There eventually came a time when it was no longer a false alarm, and my grandmother was about to pass. My mother and I decided to meet in Syracuse and be with her as her death coaches—just as I’d later hire a birth coach for t
he arrival of my daughter. So there we were, three generations of women, the younger two encouraging the oldest to push and move, not to welcome a new soul to the planet, but to see one on to its next phase.
I’d hastily stuffed my rental car with file folders as I left New York, and I proceeded to run People’s Revolution North out of my grandmother’s over-the-top dining room for three weeks, surrounded by bright turquoise walls, a cream yellow Louis XIV table, and an imposing, crystal-encrusted wall piece that was somewhere between a sconce and a chandelier. In the meantime, more cannolis and cold cuts arrived, and with them, relatives.

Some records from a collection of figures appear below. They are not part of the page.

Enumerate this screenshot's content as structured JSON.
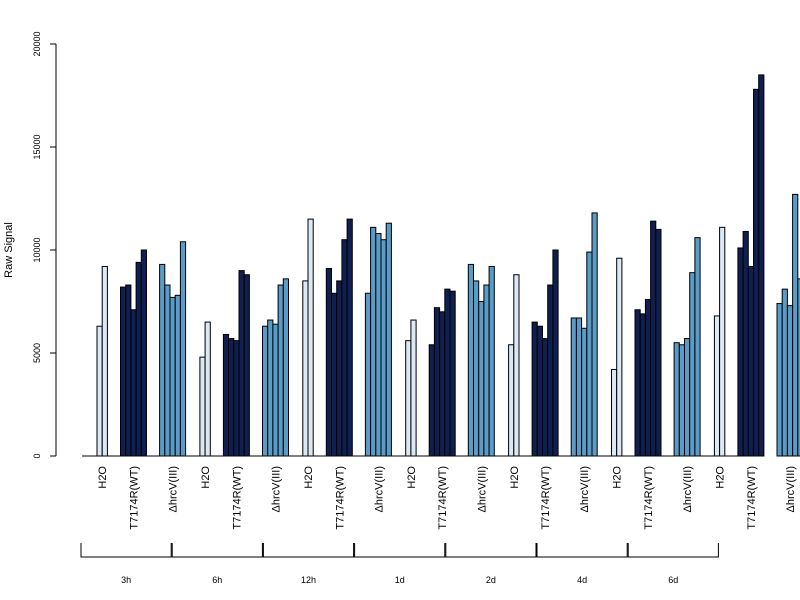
{
  "chart_data": {
    "type": "bar",
    "title": "",
    "xlabel": "",
    "ylabel": "Raw Signal",
    "ylim": [
      0,
      20000
    ],
    "yticks": [
      0,
      5000,
      10000,
      15000,
      20000
    ],
    "grid": false,
    "legend": "none",
    "treatments": [
      {
        "name": "H2O",
        "label": "H2O",
        "color": "#dce9f5"
      },
      {
        "name": "T7174R(WT)",
        "label": "T7174R(WT)",
        "color": "#0f1f4f"
      },
      {
        "name": "ΔhrcV(III)",
        "label": "ΔhrcV(III)",
        "color": "#5a9bc8"
      }
    ],
    "groups": [
      {
        "label": "3h",
        "values": [
          [
            6300,
            9200
          ],
          [
            8200,
            8300,
            7100,
            9400,
            10000
          ],
          [
            9300,
            8300,
            7700,
            7800,
            10400
          ]
        ]
      },
      {
        "label": "6h",
        "values": [
          [
            4800,
            6500
          ],
          [
            5900,
            5700,
            5600,
            9000,
            8800
          ],
          [
            6300,
            6600,
            6400,
            8300,
            8600
          ]
        ]
      },
      {
        "label": "12h",
        "values": [
          [
            8500,
            11500
          ],
          [
            9100,
            7900,
            8500,
            10500,
            11500
          ],
          [
            7900,
            11100,
            10800,
            10500,
            11300
          ]
        ]
      },
      {
        "label": "1d",
        "values": [
          [
            5600,
            6600
          ],
          [
            5400,
            7200,
            7000,
            8100,
            8000
          ],
          [
            9300,
            8500,
            7500,
            8300,
            9200
          ]
        ]
      },
      {
        "label": "2d",
        "values": [
          [
            5400,
            8800
          ],
          [
            6500,
            6300,
            5700,
            8300,
            10000
          ],
          [
            6700,
            6700,
            6200,
            9900,
            11800
          ]
        ]
      },
      {
        "label": "4d",
        "values": [
          [
            4200,
            9600
          ],
          [
            7100,
            6900,
            7600,
            11400,
            11000
          ],
          [
            5500,
            5400,
            5700,
            8900,
            10600
          ]
        ]
      },
      {
        "label": "6d",
        "values": [
          [
            6800,
            11100
          ],
          [
            10100,
            10900,
            9200,
            17800,
            18500
          ],
          [
            7400,
            8100,
            7300,
            12700,
            8600
          ]
        ]
      }
    ]
  }
}
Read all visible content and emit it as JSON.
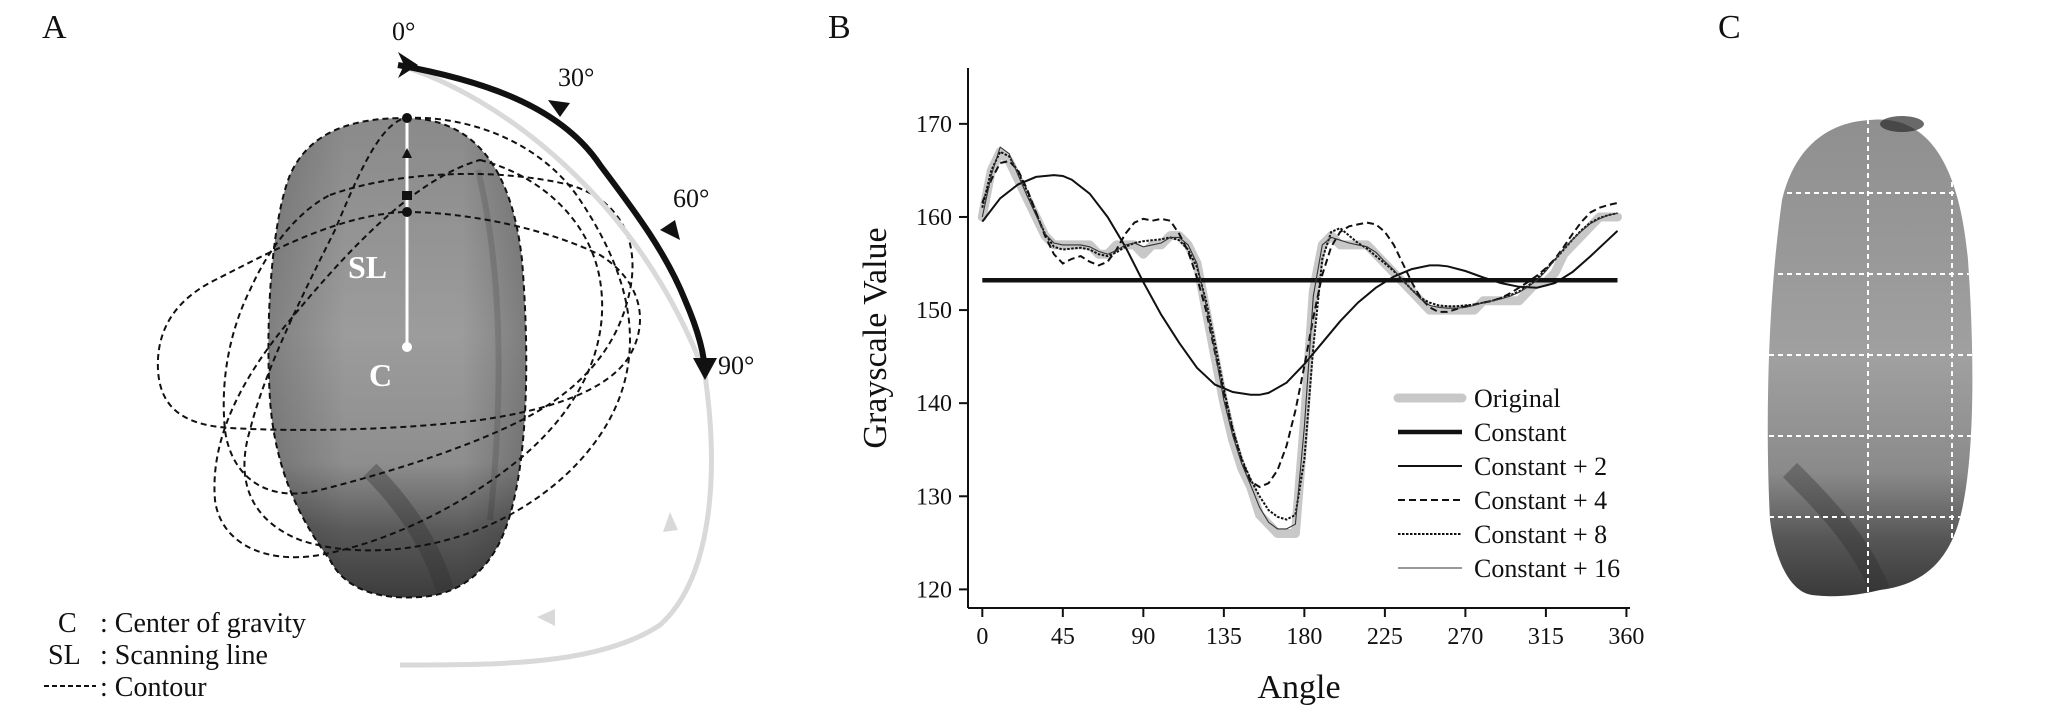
{
  "panels": {
    "a": {
      "letter": "A",
      "angle_labels": [
        "0°",
        "30°",
        "60°",
        "90°"
      ],
      "sl_label": "SL",
      "c_label": "C",
      "key": [
        {
          "symbol": "C",
          "text": ": Center of gravity"
        },
        {
          "symbol": "SL",
          "text": ": Scanning line"
        },
        {
          "symbol": "",
          "text": ": Contour"
        }
      ]
    },
    "b": {
      "letter": "B"
    },
    "c": {
      "letter": "C"
    }
  },
  "colors": {
    "seed_light": "#a8a8a8",
    "seed_dark": "#3c3c3c",
    "original_line": "#c8c8c8",
    "faded_arrow": "#d9d9d9"
  },
  "chart_data": {
    "type": "line",
    "xlabel": "Angle",
    "ylabel": "Grayscale Value",
    "xlim": [
      -8,
      362
    ],
    "ylim": [
      118,
      176
    ],
    "xticks": [
      0,
      45,
      90,
      135,
      180,
      225,
      270,
      315,
      360
    ],
    "yticks": [
      120,
      130,
      140,
      150,
      160,
      170
    ],
    "legend_position": "bottom-right",
    "series": [
      {
        "name": "Original",
        "style": "thick-gray",
        "x": [
          0,
          5,
          10,
          15,
          20,
          25,
          30,
          35,
          40,
          45,
          50,
          55,
          60,
          65,
          70,
          75,
          80,
          85,
          90,
          95,
          100,
          105,
          110,
          115,
          120,
          125,
          130,
          135,
          140,
          145,
          150,
          155,
          160,
          165,
          170,
          175,
          180,
          185,
          190,
          195,
          200,
          205,
          210,
          215,
          220,
          225,
          230,
          235,
          240,
          245,
          250,
          255,
          260,
          265,
          270,
          275,
          280,
          285,
          290,
          295,
          300,
          305,
          310,
          315,
          320,
          325,
          330,
          335,
          340,
          345,
          350,
          355
        ],
        "y": [
          160,
          165,
          167,
          166,
          164,
          162,
          160,
          158,
          157,
          157,
          157,
          157,
          157,
          156,
          156,
          157,
          157,
          157,
          156,
          157,
          157,
          158,
          158,
          157,
          155,
          150,
          145,
          140,
          136,
          133,
          131,
          128,
          127,
          126,
          126,
          126,
          138,
          152,
          157,
          158,
          157,
          157,
          157,
          157,
          156,
          155,
          154,
          153,
          152,
          151,
          150,
          150,
          150,
          150,
          150,
          150,
          151,
          151,
          151,
          151,
          151,
          152,
          153,
          153,
          154,
          156,
          157,
          158,
          159,
          160,
          160,
          160
        ]
      },
      {
        "name": "Constant",
        "style": "thick-black",
        "x": [
          0,
          355
        ],
        "y": [
          153.2,
          153.2
        ]
      },
      {
        "name": "Constant + 2",
        "style": "thin-solid",
        "x": [
          0,
          10,
          20,
          30,
          40,
          45,
          50,
          60,
          70,
          80,
          90,
          100,
          110,
          120,
          130,
          140,
          150,
          155,
          160,
          170,
          180,
          190,
          200,
          210,
          220,
          230,
          240,
          250,
          255,
          260,
          270,
          280,
          290,
          300,
          310,
          320,
          330,
          340,
          350,
          355
        ],
        "y": [
          159.5,
          162,
          163.5,
          164.3,
          164.5,
          164.4,
          164,
          162.5,
          160,
          156.8,
          153,
          149.5,
          146.5,
          143.8,
          142,
          141.2,
          140.9,
          140.9,
          141.1,
          142.2,
          144.2,
          146.5,
          148.8,
          150.8,
          152.4,
          153.6,
          154.4,
          154.8,
          154.8,
          154.7,
          154.2,
          153.5,
          152.9,
          152.5,
          152.4,
          152.9,
          154.1,
          155.8,
          157.6,
          158.5
        ]
      },
      {
        "name": "Constant + 4",
        "style": "dashed",
        "x": [
          0,
          5,
          10,
          15,
          20,
          25,
          30,
          35,
          40,
          45,
          50,
          55,
          60,
          65,
          70,
          75,
          80,
          85,
          90,
          95,
          100,
          105,
          110,
          115,
          120,
          125,
          130,
          135,
          140,
          145,
          150,
          155,
          160,
          165,
          170,
          175,
          180,
          185,
          190,
          195,
          200,
          205,
          210,
          215,
          220,
          225,
          230,
          235,
          240,
          245,
          250,
          255,
          260,
          265,
          270,
          275,
          280,
          285,
          290,
          295,
          300,
          305,
          310,
          315,
          320,
          325,
          330,
          335,
          340,
          345,
          350,
          355
        ],
        "y": [
          161.5,
          164,
          165.8,
          166,
          165,
          163,
          160.5,
          158,
          156,
          155,
          155.5,
          155.8,
          155.2,
          154.8,
          155.2,
          156.5,
          158.2,
          159.4,
          159.8,
          159.6,
          159.8,
          159.6,
          158.2,
          156.3,
          153.5,
          150,
          145.5,
          141,
          137,
          133.8,
          131.6,
          131,
          131.4,
          132.8,
          135.4,
          139.2,
          144,
          149.2,
          153.8,
          156.8,
          158.4,
          159,
          159.2,
          159.4,
          159.2,
          158.4,
          157,
          155,
          153,
          151.3,
          150.3,
          149.8,
          149.8,
          150.1,
          150.4,
          150.6,
          150.8,
          151,
          151.3,
          151.8,
          152.4,
          153,
          153.7,
          154.5,
          155.5,
          156.8,
          158.2,
          159.5,
          160.5,
          161,
          161.3,
          161.5
        ]
      },
      {
        "name": "Constant + 8",
        "style": "dotted",
        "x": [
          0,
          5,
          10,
          15,
          20,
          25,
          30,
          35,
          40,
          45,
          50,
          55,
          60,
          65,
          70,
          75,
          80,
          85,
          90,
          95,
          100,
          105,
          110,
          115,
          120,
          125,
          130,
          135,
          140,
          145,
          150,
          155,
          160,
          165,
          170,
          175,
          180,
          185,
          190,
          195,
          200,
          205,
          210,
          215,
          220,
          225,
          230,
          235,
          240,
          245,
          250,
          255,
          260,
          265,
          270,
          275,
          280,
          285,
          290,
          295,
          300,
          305,
          310,
          315,
          320,
          325,
          330,
          335,
          340,
          345,
          350,
          355
        ],
        "y": [
          161,
          165,
          167,
          166.5,
          164.8,
          162.8,
          160.4,
          158.2,
          156.8,
          156.5,
          156.6,
          156.7,
          156.5,
          156,
          155.8,
          156.2,
          156.8,
          157.2,
          157.4,
          157.5,
          157.6,
          157.8,
          157.5,
          156.5,
          154.6,
          151,
          146.5,
          141.5,
          137.2,
          134,
          131.8,
          130,
          128.5,
          127.8,
          127.5,
          128,
          134,
          146,
          155.5,
          158.4,
          158.8,
          158,
          157.2,
          156.6,
          155.8,
          155,
          154.2,
          153.2,
          152.2,
          151.3,
          150.8,
          150.5,
          150.4,
          150.4,
          150.5,
          150.6,
          150.8,
          151,
          151.3,
          151.6,
          152,
          152.6,
          153.4,
          154.4,
          155.4,
          156.5,
          157.6,
          158.6,
          159.4,
          159.9,
          160.2,
          160.4
        ]
      },
      {
        "name": "Constant + 16",
        "style": "hairline",
        "x": [
          0,
          5,
          10,
          15,
          20,
          25,
          30,
          35,
          40,
          45,
          50,
          55,
          60,
          65,
          70,
          75,
          80,
          85,
          90,
          95,
          100,
          105,
          110,
          115,
          120,
          125,
          130,
          135,
          140,
          145,
          150,
          155,
          160,
          165,
          170,
          175,
          180,
          185,
          190,
          195,
          200,
          205,
          210,
          215,
          220,
          225,
          230,
          235,
          240,
          245,
          250,
          255,
          260,
          265,
          270,
          275,
          280,
          285,
          290,
          295,
          300,
          305,
          310,
          315,
          320,
          325,
          330,
          335,
          340,
          345,
          350,
          355
        ],
        "y": [
          160,
          164.5,
          167.5,
          166.8,
          164.5,
          162.3,
          160.2,
          158.2,
          157.2,
          157,
          157,
          157,
          156.8,
          156.3,
          156,
          156.4,
          157,
          157.2,
          156.8,
          157,
          157.2,
          157.8,
          157.8,
          157,
          155,
          150.6,
          145.6,
          140.3,
          136.5,
          133.5,
          131.2,
          128.8,
          127.2,
          126.5,
          126.5,
          127,
          137.5,
          151.5,
          157,
          157.8,
          157.5,
          157.2,
          157,
          156.8,
          156.2,
          155.2,
          154.3,
          153.2,
          152.2,
          151.2,
          150.5,
          150.3,
          150.2,
          150.2,
          150.3,
          150.5,
          150.8,
          151,
          151.2,
          151.5,
          151.9,
          152.5,
          153.2,
          154.2,
          155.4,
          156.6,
          157.6,
          158.5,
          159.3,
          159.8,
          160.2,
          160.4
        ]
      }
    ]
  }
}
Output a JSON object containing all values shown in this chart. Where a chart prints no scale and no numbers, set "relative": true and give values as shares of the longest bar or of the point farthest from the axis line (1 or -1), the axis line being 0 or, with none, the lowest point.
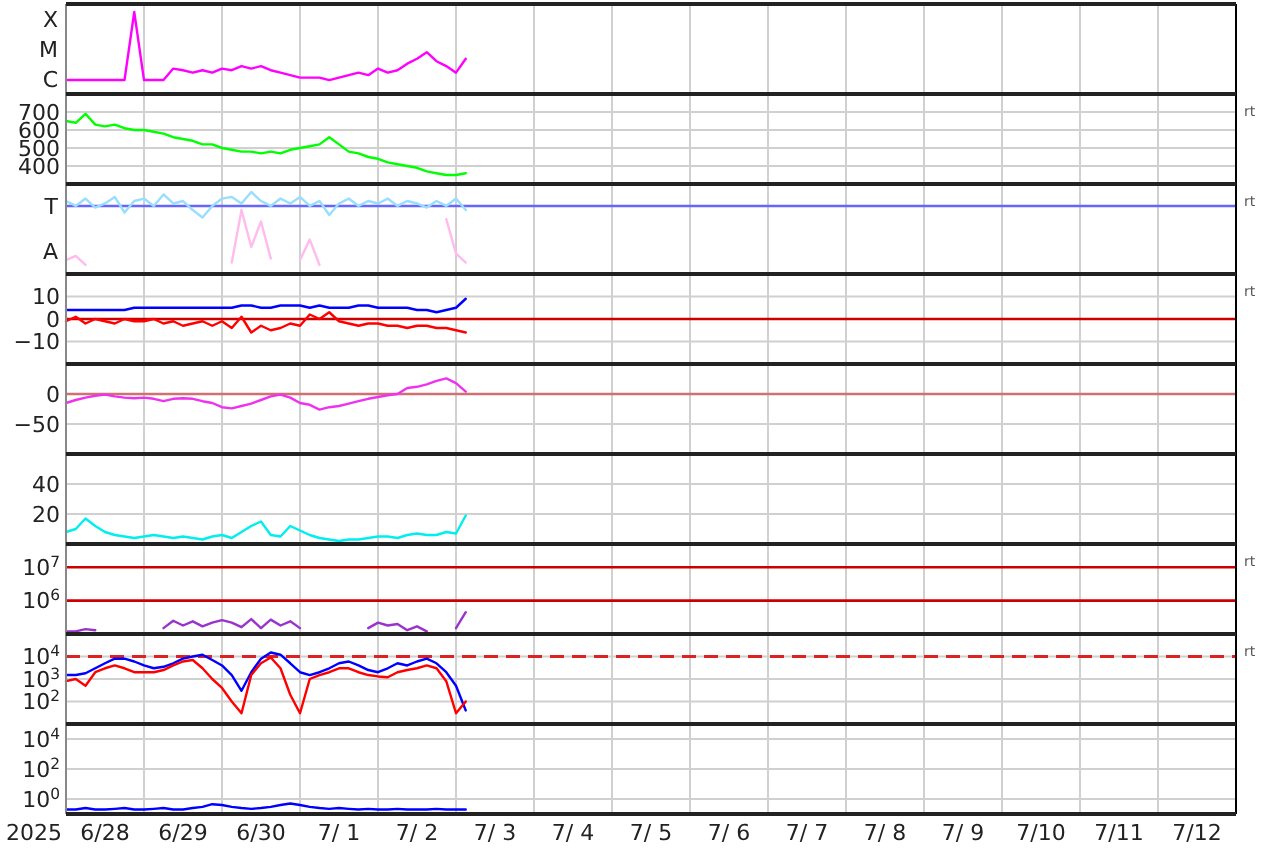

For days, I bathed and fed my grandmother, who had since my grandfather’s death been living mostly in his bathrobe, which she tied with one of his neckties or a hot pink curtain tassel (it was her version of a smoking jacket). At one point while I was bathing her, I saw that her breasts looked like thin, flattened fruit roll-ups.
“Grandma,” I said, “we’re going to have to get you a boob job!”
“Honey,” she replied, “these boobies fed your mother, and they made beautiful love to your grandfather for fifty-four years. I don’t need them anymore.”
Forget Keats, forget Emerson; this was one of the most poetic and beautiful things I have ever heard, and from a woman who’d never graduated from high school!
Just so you know, most people choose to die alone. When my grandmother passed, I was sitting in the dining room. My Uncle John, standing in her doorway, saw her leave her body and came to tell us. My mother recoiled and was adamant that she didn’t want to see her mother in that state, and in fact she didn’t want to leave the kitchen at all, so I immediately called my mother’s cousin Donny, owner of Pirro Brothers Funeral Home, and arranged everything. Sometimes when we’re adults, we need to allow our parents the opportunity to be children—we need to become the parent of our parent. Yes, it’s moments like these when it’s time for you to suck it up and take care of shit.